Discussion in 'General' started by TallCotton, Oct 27, 2022.

  1. #1 TallCotton, Oct 27, 2022
    Last edited: Oct 27, 2022
    Hello folks not one for posting many questions here but I have one maybe someone can help me out.
    Not a big seed breeder or one who knows a lot about doing so. OK , My last plant Peyote Crit gave me 6 nice seeds most likely late nanners, last year. I took those seeds and raised them this past summer and just finished my harvest. My question is why were all the plants not the same when grown out, some were larger plants and some looked totally different from each other.
    Was this due to the Mother and Father plants and the different X Y chromosomes can yield a few different seeds due to the fact my plants were from hybrid seeds to begin with.
    Will it be worth my troubles when it is cured?
    Thanks
    One more thing seeds were feminized as were the offspring I grew from the seeds produced from original plants.
     
  2. My brother has blond hair, and my sister is short....I'm tall and dark haired...but we all came from the same parents.

    only dolly the sheep will provide you with like genetics.
     
  3. So Gregor Mendel was correct in his experiments with plants and off springs.
     
  4. I wasn't familiar with the name so had to google. Thanks for sharing. excerpt from google below.
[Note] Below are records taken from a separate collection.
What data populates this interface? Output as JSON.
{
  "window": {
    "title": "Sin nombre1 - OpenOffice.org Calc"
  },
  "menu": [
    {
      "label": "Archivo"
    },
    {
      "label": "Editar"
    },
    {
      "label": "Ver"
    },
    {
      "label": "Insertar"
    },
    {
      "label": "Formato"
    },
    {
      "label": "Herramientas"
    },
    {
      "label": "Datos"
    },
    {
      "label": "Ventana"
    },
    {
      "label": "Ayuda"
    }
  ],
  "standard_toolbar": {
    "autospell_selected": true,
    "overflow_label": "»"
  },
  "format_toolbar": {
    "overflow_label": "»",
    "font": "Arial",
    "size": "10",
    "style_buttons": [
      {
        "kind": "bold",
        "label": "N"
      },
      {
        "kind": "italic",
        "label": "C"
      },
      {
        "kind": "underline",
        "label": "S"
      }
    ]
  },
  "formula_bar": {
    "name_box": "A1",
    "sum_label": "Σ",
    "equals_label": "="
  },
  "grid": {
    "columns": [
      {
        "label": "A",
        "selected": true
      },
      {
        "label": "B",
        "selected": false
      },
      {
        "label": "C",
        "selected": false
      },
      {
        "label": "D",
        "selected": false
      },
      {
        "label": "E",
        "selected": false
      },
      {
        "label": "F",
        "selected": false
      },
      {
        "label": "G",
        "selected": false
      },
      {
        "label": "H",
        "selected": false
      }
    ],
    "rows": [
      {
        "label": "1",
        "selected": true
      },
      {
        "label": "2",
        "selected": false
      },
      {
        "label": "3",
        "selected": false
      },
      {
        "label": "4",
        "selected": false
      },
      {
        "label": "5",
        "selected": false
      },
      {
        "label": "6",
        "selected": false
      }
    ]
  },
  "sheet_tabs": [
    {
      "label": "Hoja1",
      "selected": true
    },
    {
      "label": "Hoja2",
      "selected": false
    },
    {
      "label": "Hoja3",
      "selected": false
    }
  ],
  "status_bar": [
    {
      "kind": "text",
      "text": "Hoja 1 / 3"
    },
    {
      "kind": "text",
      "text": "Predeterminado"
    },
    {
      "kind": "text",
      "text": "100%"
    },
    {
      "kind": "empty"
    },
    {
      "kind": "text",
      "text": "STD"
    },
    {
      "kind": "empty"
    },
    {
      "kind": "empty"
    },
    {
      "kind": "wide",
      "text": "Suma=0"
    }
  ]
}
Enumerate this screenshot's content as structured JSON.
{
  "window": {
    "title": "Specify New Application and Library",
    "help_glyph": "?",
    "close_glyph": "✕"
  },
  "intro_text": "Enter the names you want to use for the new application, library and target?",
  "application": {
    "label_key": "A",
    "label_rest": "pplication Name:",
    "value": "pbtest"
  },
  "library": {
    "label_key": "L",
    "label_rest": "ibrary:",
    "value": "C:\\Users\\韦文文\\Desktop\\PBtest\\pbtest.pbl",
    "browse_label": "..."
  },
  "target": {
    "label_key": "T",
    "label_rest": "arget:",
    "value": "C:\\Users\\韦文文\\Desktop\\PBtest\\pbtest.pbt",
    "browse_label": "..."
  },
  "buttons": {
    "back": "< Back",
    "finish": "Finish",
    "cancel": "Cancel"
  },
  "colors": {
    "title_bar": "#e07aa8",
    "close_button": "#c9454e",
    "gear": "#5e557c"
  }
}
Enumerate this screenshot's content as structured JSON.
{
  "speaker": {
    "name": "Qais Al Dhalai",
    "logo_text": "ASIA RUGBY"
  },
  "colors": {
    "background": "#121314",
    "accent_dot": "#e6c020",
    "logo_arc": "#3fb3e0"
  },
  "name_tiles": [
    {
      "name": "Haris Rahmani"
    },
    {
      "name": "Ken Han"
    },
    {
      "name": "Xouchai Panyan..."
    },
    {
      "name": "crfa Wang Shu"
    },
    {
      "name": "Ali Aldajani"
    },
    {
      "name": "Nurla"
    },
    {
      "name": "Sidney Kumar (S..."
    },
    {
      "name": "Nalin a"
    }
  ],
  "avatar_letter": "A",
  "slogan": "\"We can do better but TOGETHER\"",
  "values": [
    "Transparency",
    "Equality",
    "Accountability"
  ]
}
    Gregor Johann Mendel was a person of German ancestry living as a monk in Brno, Moravia (present-day Czech Republic). He was educated at the University of Vienna in Austria and conducted experiments between 1856 and 1863 utilizing garden peas within a small five-acre plot on the monastery grounds of the Abbey of St. Thomas.

    Mendel worked with seven distinct characteristics of pea plants: plant height, pod shape and color, seed shape and color, and flower position and color. He carefully sorted the progeny derived from the parent plants based on these characteristics and counted the number that inherited each character. As a result of these studies, he discovered that these heritable traits were passed on by the parents and were distributed among the resulting offspring in definitive mathematical ratios, which established specific laws of inheritance for the first time. For example, with seed color, he showed that when a yellow pea and a green pea were cross pollinated, the resulting offspring plant always produced yellow seeds. However, in the next generation of plants, the green peas reappeared at a ratio of 1:3 (green to yellow). These studies also recognized that some traits were dominant while others were recessive. This example shows that yellow was the dominant trait.